Sorotan utama tertuju pada Race 2, di mana hasil WorldSSP Hungaria 2025 menunjukkan dominasi luar biasa dari Stefano Manzi.
Pembalap Pata Yamaha Ten Kate Racing ini berhasil meraih kemenangan gandanya di akhir pekan Hungaria, sebuah pencapaian yang kian mengokohkan posisinya di puncak klasemen kejuaraan.
Balapan ini juga ditandai dengan kejutan-kejutan di podium dan performa impresif dari beberapa pembalap yang berjuang habis-habisan di setiap lap.
Sirkuit Balaton Park di Hungaria menjadi saksi bisu aksi-aksi heroik yang disajikan oleh para rider World Supersport.
Sejak awal Race 2, intensitas balapan sudah terasa.
Terjadi kontak awal yang cukup krusial antara rekan setim yakni Roberto Garcia dan Lucas Mahias dari GMT94-YAMAHA, yang mengakibatkan beberapa pembalap melebar dan kehilangan posisi penting.
Namun, Stefano Manzi mampu menjaga fokus dan kecepatannya.
Stefano Manzi juara WorldSSP di Hungaria tidak hanya menunjukkan kecepatan murni yang tak tertandingi, tetapi juga kemampuan manajemen ban dan strategi balapan yang matang, memungkinkannya mengendalikan jalannya lomba dari awal hingga akhir bendera kotak-kotak dikibarkan.
Konsistensi Manzi membuatnya sulit dikejar oleh para pesaingnya di lintasan yang menuntut performa puncak.
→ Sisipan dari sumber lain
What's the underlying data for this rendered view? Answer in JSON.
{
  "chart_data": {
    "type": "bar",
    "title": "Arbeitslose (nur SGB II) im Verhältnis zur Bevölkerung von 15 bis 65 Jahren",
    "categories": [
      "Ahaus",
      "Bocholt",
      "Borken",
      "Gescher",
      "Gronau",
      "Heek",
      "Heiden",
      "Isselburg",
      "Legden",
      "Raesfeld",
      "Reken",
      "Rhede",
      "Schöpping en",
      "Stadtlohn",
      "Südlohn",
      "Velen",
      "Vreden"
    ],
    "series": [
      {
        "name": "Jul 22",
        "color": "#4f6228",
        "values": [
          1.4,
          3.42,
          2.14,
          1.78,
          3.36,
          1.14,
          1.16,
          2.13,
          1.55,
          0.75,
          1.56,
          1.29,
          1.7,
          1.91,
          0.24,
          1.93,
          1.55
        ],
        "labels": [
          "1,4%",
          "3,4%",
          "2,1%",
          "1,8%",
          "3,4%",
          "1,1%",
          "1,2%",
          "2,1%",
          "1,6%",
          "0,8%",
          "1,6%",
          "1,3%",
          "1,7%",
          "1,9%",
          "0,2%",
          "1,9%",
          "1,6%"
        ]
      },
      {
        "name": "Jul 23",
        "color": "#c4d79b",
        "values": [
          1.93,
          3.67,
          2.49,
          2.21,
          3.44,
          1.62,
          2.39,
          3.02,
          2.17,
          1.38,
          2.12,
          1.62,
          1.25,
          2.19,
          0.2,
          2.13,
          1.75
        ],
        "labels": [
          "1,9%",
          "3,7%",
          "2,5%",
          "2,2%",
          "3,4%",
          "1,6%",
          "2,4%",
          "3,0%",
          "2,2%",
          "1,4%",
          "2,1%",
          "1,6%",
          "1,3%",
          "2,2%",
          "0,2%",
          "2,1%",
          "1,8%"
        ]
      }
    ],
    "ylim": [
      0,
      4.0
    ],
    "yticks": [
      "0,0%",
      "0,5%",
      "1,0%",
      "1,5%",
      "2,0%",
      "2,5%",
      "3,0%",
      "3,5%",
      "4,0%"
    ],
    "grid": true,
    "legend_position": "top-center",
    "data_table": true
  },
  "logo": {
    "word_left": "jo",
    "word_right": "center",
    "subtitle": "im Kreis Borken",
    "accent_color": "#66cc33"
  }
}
Podium WorldSSP Hungaria 2025: Wajah Baru dan Konsistensi
Komposisi podium WorldSSP Hungaria 2025 di Race 2 menyajikan kombinasi menarik antara talenta yang sedang naik daun dan nama-nama yang sudah dikenal.
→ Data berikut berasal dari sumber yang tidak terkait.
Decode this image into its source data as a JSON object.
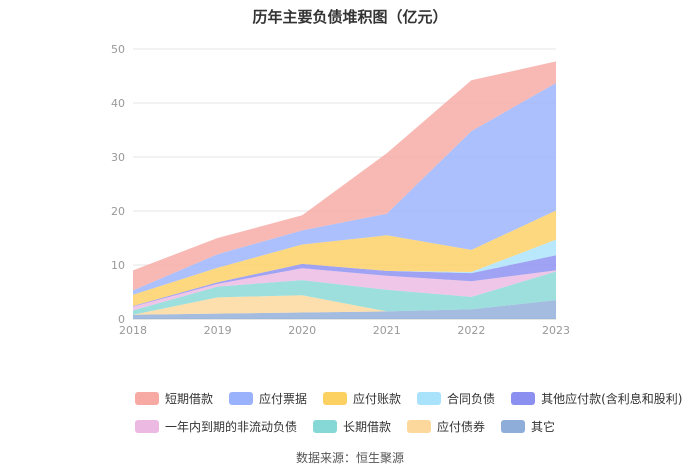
{
  "title": "历年主要负债堆积图（亿元）",
  "source": "数据来源：恒生聚源",
  "chart_data": {
    "type": "area",
    "stacked": true,
    "x": [
      "2018",
      "2019",
      "2020",
      "2021",
      "2022",
      "2023"
    ],
    "ylim": [
      0,
      50
    ],
    "yticks": [
      0,
      10,
      20,
      30,
      40,
      50
    ],
    "grid": true,
    "legend_position": "bottom",
    "series": [
      {
        "name": "其它",
        "color": "#8fadd9",
        "values": [
          0.8,
          1.0,
          1.2,
          1.4,
          1.8,
          3.5
        ]
      },
      {
        "name": "应付债券",
        "color": "#fcd89c",
        "values": [
          0.0,
          3.0,
          3.2,
          0.0,
          0.0,
          0.0
        ]
      },
      {
        "name": "长期借款",
        "color": "#86d8d6",
        "values": [
          0.8,
          2.0,
          2.8,
          4.0,
          2.3,
          5.3
        ]
      },
      {
        "name": "一年内到期的非流动负债",
        "color": "#ebb9e2",
        "values": [
          0.7,
          0.5,
          2.2,
          2.6,
          2.9,
          0.2
        ]
      },
      {
        "name": "其他应付款(含利息和股利)",
        "color": "#8b8ff0",
        "values": [
          0.1,
          0.3,
          0.8,
          0.9,
          1.5,
          2.8
        ]
      },
      {
        "name": "合同负债",
        "color": "#a9e2fb",
        "values": [
          0.0,
          0.0,
          0.0,
          0.0,
          0.2,
          2.9
        ]
      },
      {
        "name": "应付账款",
        "color": "#fdd062",
        "values": [
          2.1,
          2.7,
          3.6,
          6.6,
          4.1,
          5.4
        ]
      },
      {
        "name": "应付票据",
        "color": "#99b2fb",
        "values": [
          0.8,
          2.5,
          2.6,
          4.0,
          22.0,
          23.6
        ]
      },
      {
        "name": "短期借款",
        "color": "#f7aaa4",
        "values": [
          3.7,
          3.0,
          2.8,
          11.2,
          9.4,
          4.0
        ]
      }
    ]
  },
  "legend_rows": [
    [
      {
        "label": "短期借款",
        "color": "#f7aaa4"
      },
      {
        "label": "应付票据",
        "color": "#99b2fb"
      },
      {
        "label": "应付账款",
        "color": "#fdd062"
      },
      {
        "label": "合同负债",
        "color": "#a9e2fb"
      },
      {
        "label": "其他应付款(含利息和股利)",
        "color": "#8b8ff0"
      }
    ],
    [
      {
        "label": "一年内到期的非流动负债",
        "color": "#ebb9e2"
      },
      {
        "label": "长期借款",
        "color": "#86d8d6"
      },
      {
        "label": "应付债券",
        "color": "#fcd89c"
      },
      {
        "label": "其它",
        "color": "#8fadd9"
      }
    ]
  ]
}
Simon Jespersen dari Ecosantagata Althea Racing Team dengan Ducati Panigale V2-nya berhasil meraih podium perdananya di ajang WorldSSP.
Ini adalah momen yang sangat berarti bagi podium perdana Simon Jespersen, yang menunjukkan bahwa ia memiliki potensi besar untuk bersaing di level teratas dan menjadi ancaman di balapan-balapan berikutnya.
Jespersen sempat memimpin balapan untuk pertama kalinya, sebuah indikasi kuat akan kecepatannya yang terus berkembang pesat.
Ia mampu mempertahankan posisinya dengan sangat baik di tengah tekanan balapan yang ketat, finis di posisi kedua yang sensasional.